In an interview during the 2019 OncLive® State of the Science Summit™ on Gastrointestinal Malignancies, Morse, a medical oncologist at Duke Cancer Institute, highlighted the importance of PRRT in the management of patients with NETs and identified significant unmet needs that will need to be addressed in order to continue advancement in the space.

OncLive®: What is some recent progress that has been made in NETs?

Morse: The big excitement for everyone, of course, is that the FDA, at the beginning of last year, approved Lutathera. Obviously, it took some time to get things up and running. Insurance companies have to get up to speed with realizing that this drug is out there and what its benefits are, but finally, toward the end of the year, we were starting to see more insurance approvals, and so, we're beginning to treat more patients with it. Patients have heard about it; they're clearly asking for it.

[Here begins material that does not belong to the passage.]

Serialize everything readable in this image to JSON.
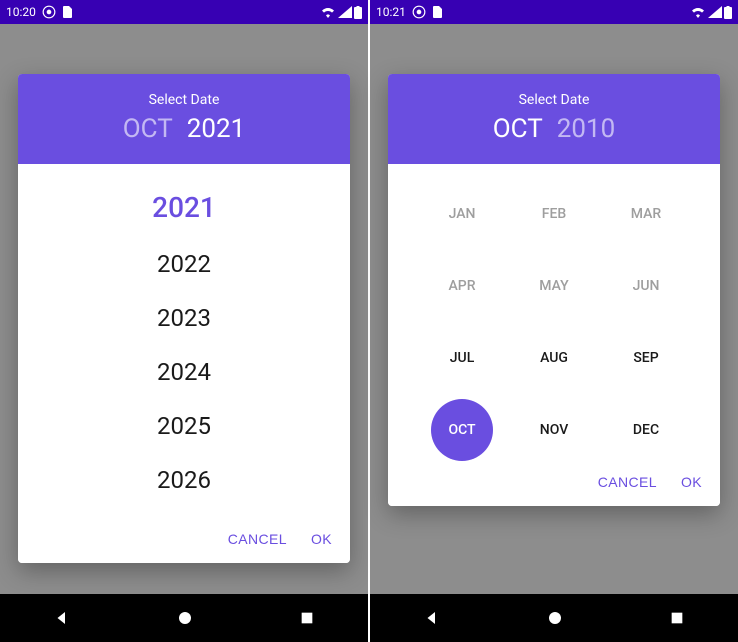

Could you expand on the use of PRRT in this space?

One of the big new areas in NETs is the use of PRRT. The concept is that there's a molecule called DOTA-TATE which is a peptide, that is very much like octreotide to which is bound a chelator. In the case of Lutathera, the chelator holds the beta-emitter Lu177. The DOTATATE binds to the somatostatin receptors on NETs and delivers the radioactivity. It’s a systemic therapy as opposed to another form of radiotherapy that is sometimes given to NET patients, such as yttrium-90 (Y-90) radioembolization, which is just directed at the liver. [Lutathera] is a systemic therapy, and so, it's ideal for patients who have multifocal disease even outside of the liver.

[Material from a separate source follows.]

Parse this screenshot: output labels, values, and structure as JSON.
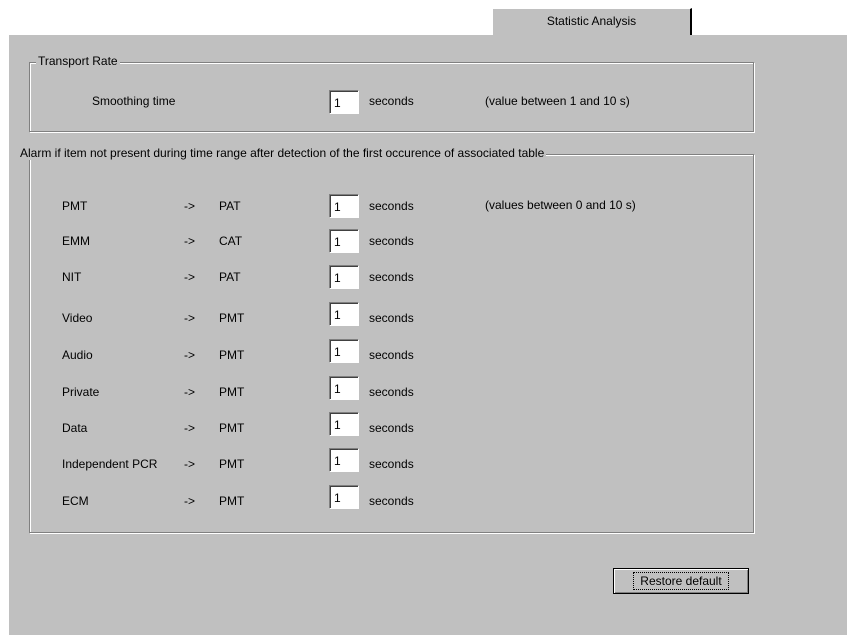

The big impact it clearly has had was demonstrated in the NETTER-1 trial, where patients who had progressed on octreotide LAR were randomized to receive Lutathera as 4 doses 8 weeks apart versus a higher dose of octreotide LAR 60 mg monthly, which is double the standard dose.

The main endpoint of the trial was PFS, and [Lutathera] clearly markedly improved PFS. There also looks like, when the data are mature, that there will be improvement in median OS. There has also been follow-up data in regard to quality of life (QoL), and clearly, QoL improves on [Lutathera]. Further, most metrics, whether you look at individual symptoms such as flushing or diarrhea, seem to improve over time. If you look at global metrics of QoL, those seem to improve over time as well.